Don’t reinvent the wheel. Deisinger points out that “our cousins in the K-12 arena on the threat assessment side are a decade ahead of us … they faced these challenges after Columbine.” In the 1980s, the focus on postal shootings led to a sharp increase in the number of workplace violence intervention programs. These integrated models go back a long way. And there are also a number of long-standing higher-ed models that institutions can look to, including Iowa State University, Arizona State University, the University of Maryland, and The Ohio State University.

Fourth Pitfall: Not Doing Your Due Diligence with Vendors

Since the tragedy at Virginia Tech in 2007, and the following incident at Northern Illinois University, safety issues at college campuses have become a cottage industry, with many vendors claiming expertise in the field. Vet vendors carefully, and test their resources and experience. Deisinger notes that “there are some things out there that are pretty flashy but just don’t make any sense.”

In this December 2010 blog post, Gene Deisinger and Marisa Randazzo suggest five questions to ask when vetting a vendor:

  • “How much direct experience do you have in investigating, evaluating, and/or managing individual threat cases?”
  • “Give me examples of the different types of cases you have handled, and what you found that worked effectively to address some of those situations”
  • “Tell me about your most challenging case, or about an intervention that did not work well and what you did to resolve that situation”
  • “What will your references say is your greatest strength? Your biggest weakness?”
  • “Who can verify your credentials?”

Fifth Pitfall: Failing to Follow Up

“Threat assessment and management is a process, not an event,” Deisinger cautions. “Campuses are often effective at gathering information and making an initial intervention, but then neglect to monitor, follow up, and assess whether the initial intervention was sufficient. And for the more complex and dangerous cases, a single intervention is unlikely to be sufficient.”

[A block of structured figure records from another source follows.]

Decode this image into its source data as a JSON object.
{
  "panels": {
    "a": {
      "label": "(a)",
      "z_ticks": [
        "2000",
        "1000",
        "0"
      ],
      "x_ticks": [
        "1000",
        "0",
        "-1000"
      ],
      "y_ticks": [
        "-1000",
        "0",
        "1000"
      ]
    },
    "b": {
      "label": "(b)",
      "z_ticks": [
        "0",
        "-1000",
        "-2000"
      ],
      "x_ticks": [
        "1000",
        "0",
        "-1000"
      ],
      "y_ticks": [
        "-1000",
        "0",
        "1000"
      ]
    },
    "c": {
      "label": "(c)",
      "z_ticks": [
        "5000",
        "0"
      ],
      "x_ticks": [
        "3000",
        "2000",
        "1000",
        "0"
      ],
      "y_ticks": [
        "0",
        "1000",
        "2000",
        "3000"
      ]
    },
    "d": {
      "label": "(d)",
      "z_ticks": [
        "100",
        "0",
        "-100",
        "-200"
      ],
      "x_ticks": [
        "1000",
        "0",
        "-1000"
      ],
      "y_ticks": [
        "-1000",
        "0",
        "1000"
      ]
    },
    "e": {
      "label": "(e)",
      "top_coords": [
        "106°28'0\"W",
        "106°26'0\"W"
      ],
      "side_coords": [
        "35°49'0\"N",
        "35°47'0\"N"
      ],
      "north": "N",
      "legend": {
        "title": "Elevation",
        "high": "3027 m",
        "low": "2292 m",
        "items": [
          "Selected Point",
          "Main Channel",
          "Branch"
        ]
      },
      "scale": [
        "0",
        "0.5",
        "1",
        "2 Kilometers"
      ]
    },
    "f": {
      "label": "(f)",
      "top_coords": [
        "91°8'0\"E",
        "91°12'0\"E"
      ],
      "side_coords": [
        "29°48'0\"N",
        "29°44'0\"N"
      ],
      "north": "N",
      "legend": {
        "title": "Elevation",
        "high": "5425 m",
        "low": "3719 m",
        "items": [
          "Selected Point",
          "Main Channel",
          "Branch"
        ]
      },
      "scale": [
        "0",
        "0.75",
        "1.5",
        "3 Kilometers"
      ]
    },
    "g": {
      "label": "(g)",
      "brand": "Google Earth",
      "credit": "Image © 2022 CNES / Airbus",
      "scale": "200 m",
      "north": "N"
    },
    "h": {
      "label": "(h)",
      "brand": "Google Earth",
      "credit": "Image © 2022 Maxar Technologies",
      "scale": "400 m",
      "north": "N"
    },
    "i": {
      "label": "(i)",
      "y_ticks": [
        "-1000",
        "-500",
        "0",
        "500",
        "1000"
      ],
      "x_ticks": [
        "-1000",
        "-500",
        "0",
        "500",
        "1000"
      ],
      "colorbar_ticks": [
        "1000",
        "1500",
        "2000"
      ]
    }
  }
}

The solution: adopt a truly multidisciplinary approach. Being able to bring different entities to the table from across your institution means that you will also be able to bring access varied information sources to help monitor a situation. “Your team’s job,” Deisinger suggests, “is to bring all the resources and information channels you have together into one room — and then continue checking in over time until the situation no longer meets the threat threshold defined by the mission of your team.”